На следующий день я опять бегал по монастырю и искал свою икону. Вместе с Жаном-Люком мы обошли монастырь снаружи, начав с берега пруда. Не знаю, на что я надеялся. Прогуливаясь по монастырю после обеда, я увидел подозрительную сцену. По ту сторону решётки северных ворот стояли, судя по мундирам, двое наших и, кажется, поляк. Они пытались в чём-то убедить двух русских штатных служителей, стоявших по эту сторону врат.
Ночью мне снова приснилось кладбище. На этот раз я его узнал: это были захоронения у стены монастыря на южной стороне. По моему предложению мы с Жаном-Люком после завтрака прогулочным шагом отправились туда. Правда, я не сказал своему другу о цели нашего посещения умерших или, скорее, беспокойства, которое мы причинили их душам. Приблизившись к кладбищу, мы увидели несколько монахинь, которые о чём-то оживлённо разговаривали, стоя возле одной из могил.
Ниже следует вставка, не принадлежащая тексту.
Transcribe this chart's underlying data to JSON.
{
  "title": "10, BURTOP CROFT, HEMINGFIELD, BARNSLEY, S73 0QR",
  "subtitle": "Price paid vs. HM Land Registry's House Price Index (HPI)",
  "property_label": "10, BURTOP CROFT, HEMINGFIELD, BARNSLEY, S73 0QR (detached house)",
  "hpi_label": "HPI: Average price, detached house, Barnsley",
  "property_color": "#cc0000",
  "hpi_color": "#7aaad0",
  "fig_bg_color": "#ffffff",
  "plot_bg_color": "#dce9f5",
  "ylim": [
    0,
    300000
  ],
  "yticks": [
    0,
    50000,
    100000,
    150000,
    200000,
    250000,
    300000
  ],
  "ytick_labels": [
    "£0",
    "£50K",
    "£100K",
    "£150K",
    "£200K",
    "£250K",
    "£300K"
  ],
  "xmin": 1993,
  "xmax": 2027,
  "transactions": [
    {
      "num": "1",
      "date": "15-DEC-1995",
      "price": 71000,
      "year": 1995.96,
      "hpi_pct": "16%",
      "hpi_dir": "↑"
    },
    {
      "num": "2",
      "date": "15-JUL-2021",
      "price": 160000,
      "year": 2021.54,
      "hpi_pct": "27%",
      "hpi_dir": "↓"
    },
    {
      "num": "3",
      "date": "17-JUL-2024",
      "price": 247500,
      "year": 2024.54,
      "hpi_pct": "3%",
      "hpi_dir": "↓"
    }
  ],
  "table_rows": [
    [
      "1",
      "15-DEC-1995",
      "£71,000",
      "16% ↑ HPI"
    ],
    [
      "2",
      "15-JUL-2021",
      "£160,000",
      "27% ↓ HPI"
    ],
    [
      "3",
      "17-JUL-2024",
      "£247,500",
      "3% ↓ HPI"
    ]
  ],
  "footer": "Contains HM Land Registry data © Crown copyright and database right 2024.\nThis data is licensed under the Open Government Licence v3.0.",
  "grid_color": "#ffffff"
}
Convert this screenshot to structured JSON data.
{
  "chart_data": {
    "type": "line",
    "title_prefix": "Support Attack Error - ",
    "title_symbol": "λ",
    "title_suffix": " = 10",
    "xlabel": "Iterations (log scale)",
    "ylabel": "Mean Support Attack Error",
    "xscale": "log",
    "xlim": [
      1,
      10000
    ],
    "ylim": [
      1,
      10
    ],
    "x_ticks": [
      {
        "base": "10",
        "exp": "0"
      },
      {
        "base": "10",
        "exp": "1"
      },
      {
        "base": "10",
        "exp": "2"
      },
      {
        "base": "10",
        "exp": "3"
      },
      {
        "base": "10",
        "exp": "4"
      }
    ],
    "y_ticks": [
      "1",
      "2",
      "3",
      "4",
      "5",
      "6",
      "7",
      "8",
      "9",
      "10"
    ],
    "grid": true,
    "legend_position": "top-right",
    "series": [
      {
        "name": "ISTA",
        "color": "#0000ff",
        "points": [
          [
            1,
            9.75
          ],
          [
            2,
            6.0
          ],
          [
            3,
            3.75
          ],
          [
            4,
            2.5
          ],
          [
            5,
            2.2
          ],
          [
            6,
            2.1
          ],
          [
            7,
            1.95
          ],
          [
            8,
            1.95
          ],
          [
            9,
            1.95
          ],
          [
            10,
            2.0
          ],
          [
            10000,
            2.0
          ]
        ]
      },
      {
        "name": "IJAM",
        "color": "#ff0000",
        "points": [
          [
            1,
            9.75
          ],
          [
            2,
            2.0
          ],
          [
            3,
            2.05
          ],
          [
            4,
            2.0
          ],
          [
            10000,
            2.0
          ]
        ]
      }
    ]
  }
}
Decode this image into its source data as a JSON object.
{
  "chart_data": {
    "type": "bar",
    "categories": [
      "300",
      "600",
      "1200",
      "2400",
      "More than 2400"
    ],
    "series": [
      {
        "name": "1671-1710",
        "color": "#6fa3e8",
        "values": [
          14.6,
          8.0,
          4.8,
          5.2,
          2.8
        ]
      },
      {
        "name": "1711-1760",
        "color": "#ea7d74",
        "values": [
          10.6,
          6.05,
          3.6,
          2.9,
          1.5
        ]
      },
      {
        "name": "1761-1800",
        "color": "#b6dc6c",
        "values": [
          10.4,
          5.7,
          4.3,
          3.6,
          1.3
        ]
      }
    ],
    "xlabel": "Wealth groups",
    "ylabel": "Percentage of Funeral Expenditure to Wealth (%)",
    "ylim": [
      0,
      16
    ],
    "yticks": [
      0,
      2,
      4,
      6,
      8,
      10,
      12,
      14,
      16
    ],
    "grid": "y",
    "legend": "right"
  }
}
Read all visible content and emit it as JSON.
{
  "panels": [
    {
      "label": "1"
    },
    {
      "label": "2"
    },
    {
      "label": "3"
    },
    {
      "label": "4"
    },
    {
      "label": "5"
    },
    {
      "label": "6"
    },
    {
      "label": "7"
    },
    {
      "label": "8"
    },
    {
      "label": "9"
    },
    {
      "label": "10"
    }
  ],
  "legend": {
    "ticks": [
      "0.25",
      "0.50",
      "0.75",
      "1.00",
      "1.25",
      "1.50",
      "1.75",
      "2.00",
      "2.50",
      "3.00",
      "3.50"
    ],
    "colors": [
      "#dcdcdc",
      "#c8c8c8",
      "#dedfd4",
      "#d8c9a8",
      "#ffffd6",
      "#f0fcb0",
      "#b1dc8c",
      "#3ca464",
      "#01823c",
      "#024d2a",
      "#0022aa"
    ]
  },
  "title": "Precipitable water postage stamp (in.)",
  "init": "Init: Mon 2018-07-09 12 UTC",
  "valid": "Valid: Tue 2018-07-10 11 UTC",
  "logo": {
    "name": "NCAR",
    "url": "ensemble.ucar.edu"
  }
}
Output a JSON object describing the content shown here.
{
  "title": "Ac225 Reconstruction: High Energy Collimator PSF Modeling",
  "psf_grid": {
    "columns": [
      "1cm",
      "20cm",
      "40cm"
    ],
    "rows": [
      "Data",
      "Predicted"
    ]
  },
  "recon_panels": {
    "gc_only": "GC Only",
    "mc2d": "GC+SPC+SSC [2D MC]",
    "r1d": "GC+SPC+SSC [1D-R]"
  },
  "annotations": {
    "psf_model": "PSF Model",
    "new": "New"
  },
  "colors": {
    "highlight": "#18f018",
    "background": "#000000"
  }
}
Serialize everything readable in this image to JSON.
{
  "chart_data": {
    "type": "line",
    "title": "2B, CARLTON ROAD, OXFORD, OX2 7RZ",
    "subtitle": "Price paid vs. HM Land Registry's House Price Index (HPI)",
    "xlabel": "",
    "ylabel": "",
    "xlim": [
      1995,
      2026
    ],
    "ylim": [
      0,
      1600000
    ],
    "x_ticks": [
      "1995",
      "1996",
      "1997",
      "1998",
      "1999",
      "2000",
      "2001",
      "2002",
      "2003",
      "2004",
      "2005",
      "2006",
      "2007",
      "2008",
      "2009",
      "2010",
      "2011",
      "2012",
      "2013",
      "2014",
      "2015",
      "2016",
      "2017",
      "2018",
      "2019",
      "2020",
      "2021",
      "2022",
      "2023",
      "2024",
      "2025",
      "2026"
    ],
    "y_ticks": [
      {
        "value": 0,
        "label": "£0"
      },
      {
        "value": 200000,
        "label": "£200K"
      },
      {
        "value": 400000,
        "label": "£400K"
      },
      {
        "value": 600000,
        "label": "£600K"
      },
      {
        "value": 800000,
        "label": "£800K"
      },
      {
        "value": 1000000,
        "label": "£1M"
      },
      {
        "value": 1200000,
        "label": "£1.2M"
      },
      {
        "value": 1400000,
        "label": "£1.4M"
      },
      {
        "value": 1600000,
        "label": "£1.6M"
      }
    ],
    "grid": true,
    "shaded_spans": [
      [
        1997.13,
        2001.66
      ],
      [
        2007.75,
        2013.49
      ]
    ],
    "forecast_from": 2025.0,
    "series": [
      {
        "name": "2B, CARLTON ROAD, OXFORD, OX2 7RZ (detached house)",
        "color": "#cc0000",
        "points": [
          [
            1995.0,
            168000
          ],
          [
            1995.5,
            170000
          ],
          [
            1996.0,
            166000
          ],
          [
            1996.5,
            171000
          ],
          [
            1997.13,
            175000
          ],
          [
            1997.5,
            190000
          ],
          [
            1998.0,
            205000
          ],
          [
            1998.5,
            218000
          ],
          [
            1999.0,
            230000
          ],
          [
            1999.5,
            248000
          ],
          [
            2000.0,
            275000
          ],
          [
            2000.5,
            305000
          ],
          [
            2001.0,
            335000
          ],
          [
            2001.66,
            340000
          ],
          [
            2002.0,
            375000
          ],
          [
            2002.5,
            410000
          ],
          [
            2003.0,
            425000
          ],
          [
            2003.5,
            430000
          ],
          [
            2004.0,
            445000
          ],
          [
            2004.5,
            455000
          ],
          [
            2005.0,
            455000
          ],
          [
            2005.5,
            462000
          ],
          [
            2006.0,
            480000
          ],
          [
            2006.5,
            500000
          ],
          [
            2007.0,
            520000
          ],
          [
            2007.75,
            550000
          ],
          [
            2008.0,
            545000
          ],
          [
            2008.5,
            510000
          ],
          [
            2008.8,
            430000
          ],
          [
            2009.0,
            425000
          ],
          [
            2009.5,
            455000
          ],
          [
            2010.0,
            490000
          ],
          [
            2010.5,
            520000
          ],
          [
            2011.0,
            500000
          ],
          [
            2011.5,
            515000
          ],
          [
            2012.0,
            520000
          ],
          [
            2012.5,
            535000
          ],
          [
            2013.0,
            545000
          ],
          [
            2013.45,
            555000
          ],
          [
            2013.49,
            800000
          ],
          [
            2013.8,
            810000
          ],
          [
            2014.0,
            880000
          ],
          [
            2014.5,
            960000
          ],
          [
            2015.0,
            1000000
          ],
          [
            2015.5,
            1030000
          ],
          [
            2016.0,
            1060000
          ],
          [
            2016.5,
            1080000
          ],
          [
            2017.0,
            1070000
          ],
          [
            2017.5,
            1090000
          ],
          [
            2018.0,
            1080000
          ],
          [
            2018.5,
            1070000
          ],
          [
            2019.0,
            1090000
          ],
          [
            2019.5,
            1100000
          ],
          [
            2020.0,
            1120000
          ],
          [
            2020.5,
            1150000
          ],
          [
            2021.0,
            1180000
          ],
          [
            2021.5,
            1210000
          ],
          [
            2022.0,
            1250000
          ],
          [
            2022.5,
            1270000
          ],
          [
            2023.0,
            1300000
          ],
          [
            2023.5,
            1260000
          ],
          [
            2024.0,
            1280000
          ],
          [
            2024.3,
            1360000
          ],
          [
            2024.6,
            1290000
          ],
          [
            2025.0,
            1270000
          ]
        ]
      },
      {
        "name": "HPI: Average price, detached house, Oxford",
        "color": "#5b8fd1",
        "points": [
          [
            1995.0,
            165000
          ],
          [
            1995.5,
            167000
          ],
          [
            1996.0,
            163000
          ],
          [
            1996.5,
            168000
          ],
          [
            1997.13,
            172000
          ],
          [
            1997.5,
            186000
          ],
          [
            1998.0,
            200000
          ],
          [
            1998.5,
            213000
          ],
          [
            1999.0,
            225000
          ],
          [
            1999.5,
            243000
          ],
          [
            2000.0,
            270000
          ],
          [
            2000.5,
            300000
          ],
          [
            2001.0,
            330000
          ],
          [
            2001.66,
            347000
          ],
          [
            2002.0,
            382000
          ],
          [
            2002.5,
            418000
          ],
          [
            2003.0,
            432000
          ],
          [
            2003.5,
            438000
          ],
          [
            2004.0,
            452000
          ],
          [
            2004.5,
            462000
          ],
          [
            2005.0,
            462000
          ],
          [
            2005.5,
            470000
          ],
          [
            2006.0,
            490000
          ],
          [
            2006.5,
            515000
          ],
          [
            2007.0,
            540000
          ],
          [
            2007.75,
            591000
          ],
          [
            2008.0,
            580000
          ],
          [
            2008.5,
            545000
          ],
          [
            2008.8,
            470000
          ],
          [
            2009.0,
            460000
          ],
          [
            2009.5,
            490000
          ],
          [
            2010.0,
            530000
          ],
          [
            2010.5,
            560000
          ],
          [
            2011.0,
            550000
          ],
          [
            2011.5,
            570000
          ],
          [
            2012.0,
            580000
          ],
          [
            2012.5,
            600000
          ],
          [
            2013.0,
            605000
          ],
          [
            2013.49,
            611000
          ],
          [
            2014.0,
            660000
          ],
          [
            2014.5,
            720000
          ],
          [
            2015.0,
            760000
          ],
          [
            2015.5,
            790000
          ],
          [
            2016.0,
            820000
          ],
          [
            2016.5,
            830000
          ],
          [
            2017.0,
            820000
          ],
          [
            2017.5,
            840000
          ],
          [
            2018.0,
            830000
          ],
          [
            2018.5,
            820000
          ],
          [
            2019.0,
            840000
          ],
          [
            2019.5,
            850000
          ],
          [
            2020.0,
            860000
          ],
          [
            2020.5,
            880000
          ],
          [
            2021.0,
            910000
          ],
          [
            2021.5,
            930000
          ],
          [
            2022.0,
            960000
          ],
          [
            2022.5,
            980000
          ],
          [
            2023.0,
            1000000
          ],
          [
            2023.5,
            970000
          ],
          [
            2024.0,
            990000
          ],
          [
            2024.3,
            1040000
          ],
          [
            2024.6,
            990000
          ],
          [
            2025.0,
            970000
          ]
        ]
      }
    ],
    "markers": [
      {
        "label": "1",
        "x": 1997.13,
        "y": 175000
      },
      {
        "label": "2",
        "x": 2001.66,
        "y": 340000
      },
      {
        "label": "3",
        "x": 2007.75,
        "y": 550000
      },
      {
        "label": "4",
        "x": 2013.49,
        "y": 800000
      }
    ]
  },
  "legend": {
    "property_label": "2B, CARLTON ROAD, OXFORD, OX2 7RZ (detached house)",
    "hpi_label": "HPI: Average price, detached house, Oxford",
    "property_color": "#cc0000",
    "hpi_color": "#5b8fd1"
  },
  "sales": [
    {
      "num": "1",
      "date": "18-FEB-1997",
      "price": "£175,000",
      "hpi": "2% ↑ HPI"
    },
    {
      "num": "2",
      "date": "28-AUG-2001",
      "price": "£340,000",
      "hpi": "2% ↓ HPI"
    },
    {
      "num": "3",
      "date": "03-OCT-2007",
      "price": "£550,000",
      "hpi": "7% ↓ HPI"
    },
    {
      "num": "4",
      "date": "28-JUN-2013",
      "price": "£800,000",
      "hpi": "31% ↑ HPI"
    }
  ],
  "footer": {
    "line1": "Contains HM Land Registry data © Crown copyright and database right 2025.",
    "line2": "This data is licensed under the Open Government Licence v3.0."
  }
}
Среди них была и монахиня Сарра, которая руководила монастырём; именно к ней я обращался в своих интендантских хлопотах. В России, встречая образованных людей, мы почти никогда не нуждались в переводчиках: большинство говорило по-французски. Мы подошли к могиле, при этом я споткнулся о какую-то кучу подсохших веток, лежавшую между невысоких холмиков. Тут мы узнали, что один благотворитель монастыря завещал украсить свою могилу терновым кустом. Его посадили ранней весной и заботливо поливали, но он медленно погибал. Когда поняли, что растение не спасти, сажать новое было уже поздно — стояло лето. Решили высадить в следующем году другой. Куст, казалось, засох окончательно, но сегодня, говорили монашки, он не только зазеленел, но и расцвёл белым цветом. В конце сентября!
В засохшем виде мы куст не видели, а потому Жан-Люк отнёсся к рассказу скептически. Я же, глядя на светлые лица, обрамлённые чёрными платками, на смущённые улыбки и сияющие глаза монашек, ухватил долю их радости. Даже если тёрн и не засыхал, как нас уверяли, то теперь-то он действительно цвёл, а на дворе стояла ранняя осень.
На третью ночь, уже ожидаемо, мне привиделось кладбище, хорошо знакомое по предыдущим двум снам и по прогулке между могил. В этот раз над холмиком, там, где мы видели цветущий куст терновника, сиял нежный прозрачный столб лёгкого пламени, который уходил ввысь и растворялся в воздухе. Утром, ни свет ни заря, не разбудив Жана-Люка, я бросился на погост. Могилу, виденную во сне и въяве, я нашёл сразу: в лучах раннего солнца она выглядела немного таинственно, а куст над ней, не шелохнувшись, стоял, как белый часовой. Я остановился и обратил внимание на несколько свежих комочков земли и кучу хвороста, совсем не к месту лежавшую с левой стороны могилы. Отбросив сапогом сухие ветки, я тут же увидел слегка примятую лопатой землю. Дальнейшее не представляло труда. В лихорадочно-радостном нетерпении, стоя на коленях, ломая ногти, я разгрёб землю и обнаружил завёрнутый в какое-то покрывало свёрток. Ну а в нём — мои вещи и икону Девы Марии! Засыпав неглубокую яму, я забросал её, как было, хворостом, с наслаждением втянул в себя легкий утренний запах цветущего терновника, с благодарностью погладил тонкий ствол[32]
и, прижимая к груди обретённый образ, холодный, пахнувший землёй и свежестью, едва ли не вприпрыжку бросился в свою башню.